May 17, 2021
With its landmark 1954 Brown v. Board of Education decision, the US Supreme Court put an end to the racist doctrine of “separate but equal” and declared school segregation unconstitutional. That monumental ruling was supposed to make things equal for Black students.
It didn’t.
Today, almost 70 years later, Black students still experience racism and bias at every level of the American educational system. Countless schools have embraced a new very separate and unequal system of discipline and punishment that seems to apply only to students of color. It’s called the school-to-prison pipeline, and it’s the result of racist resistance to the Brown v. Board of Education decision. Here’s what happened.
The Same Old Story
In the 1950s, a typical Black student attending a majority Black school had a vastly different daily classroom experience than a typical white student attending a majority white school. Black students went to school in buildings that were in bad condition, in districts that were dramatically underfunded. They used textbooks that were often out of date and had teachers who were poorly trained, unsupported, or even just plain unqualified.

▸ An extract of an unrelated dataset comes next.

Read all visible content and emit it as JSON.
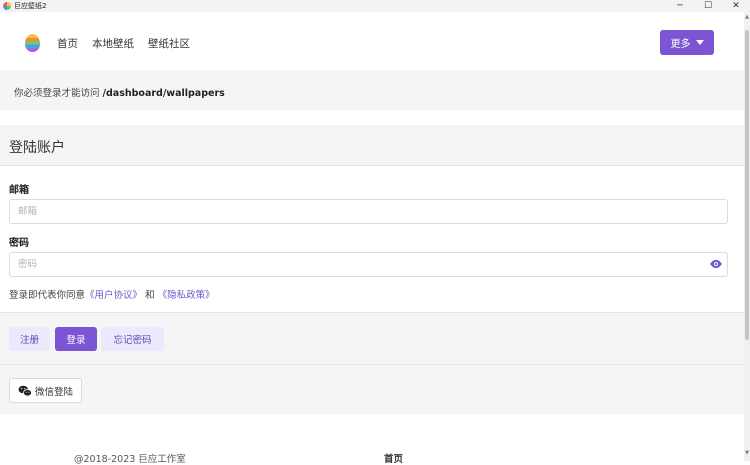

Crumbling, unsafe schools, faltering academics, hardly any funding? Fast-forward to 2021… and not much has changed. The reasons why aren’t difficult to guess. We see every day how white supremacy and systemic racism have created two Americas—one experienced by white people, and the other by people of color. The pandemic made this duality clear. So did the insurrection at the Capitol on January 6. We see it in the disproportionate impact climate change is having on communities of color. We see it in our racist criminal legal system. Our educational system is no different. Black students and white students exist in very different worlds.
- Only about half of America’s 50 million public school students go to an integrated school.
- Mostly white school districts get $23 billion more in funding than majority Black districts, despite serving the same number of students.
Let’s be clear: School segregation and educational inequality is not simply a problem in what used to be the Jim Crow South. States like California, New Jersey, and New York are among the worst offenders.
Criminalizing Black Students
This kind of coast-to-coast inequality is what Brown v. Board of Education was supposed to address. Unfortunately, things got off to a rocky start. White districts in every part of the country fought for decades after the 1954 ruling to keep Black students out of their schools. Even so, after additional court battles and increased federal oversight, the percentage of Black students attending integrated schools reached as high as 90% by the 1970s.
That sounds like something of a success story, right? But here’s where things take another turn. Where efforts to maintain segregation ultimately failed, school administrators started turning to racist and exclusionary disciplinary policies that disproportionately targeted students of color.
This is what’s known as the school-to-prison pipeline:
- Black students are punished way more often, and more harshly, than white students, even when they engage in the same behavior.
- Majority Black schools are more likely to have police and security officers than majority white schools.
- Black and Brown students are more than twice as likely than white students, even when engaging in the same behavior, to be referred to or arrested by law enforcement at school.
- Contact with law enforcement at an early age makes it more likely that students will be trapped in the criminal legal system for the rest of their lives.
Research has shown that Black students do not misbehave more than white students. This has nothing to do with “good” or “bad” kids. But what’s absolutely clear is that this separate, unequal, and racist system leads to negative outcomes (and diminished opportunities) for students of color—lower academic performance, higher dropout rates, and more.
Support Students of Color
On this anniversary of Brown v. Board of Education, let’s be clear: Black and Brown students are still having a painfully separate and very unequal experience in America’s schools.
When majority Black school districts receive billions less in funding than majority white school districts, then nothing is equal. When Black students are punished, suspended, expelled, and arrested far more than their white peers for the same behavior, then nothing is equal. Brown v. Board of Education struck down a racist doctrine, but we have a lot more work to do before racism itself is banished from our educational system.
We hope you’ll join us in demanding that majority Black school districts get the funding they need and deserve. Let’s make sure that students of color are supported and protected by their schools—instead of funneled out of classrooms and into the criminal legal system.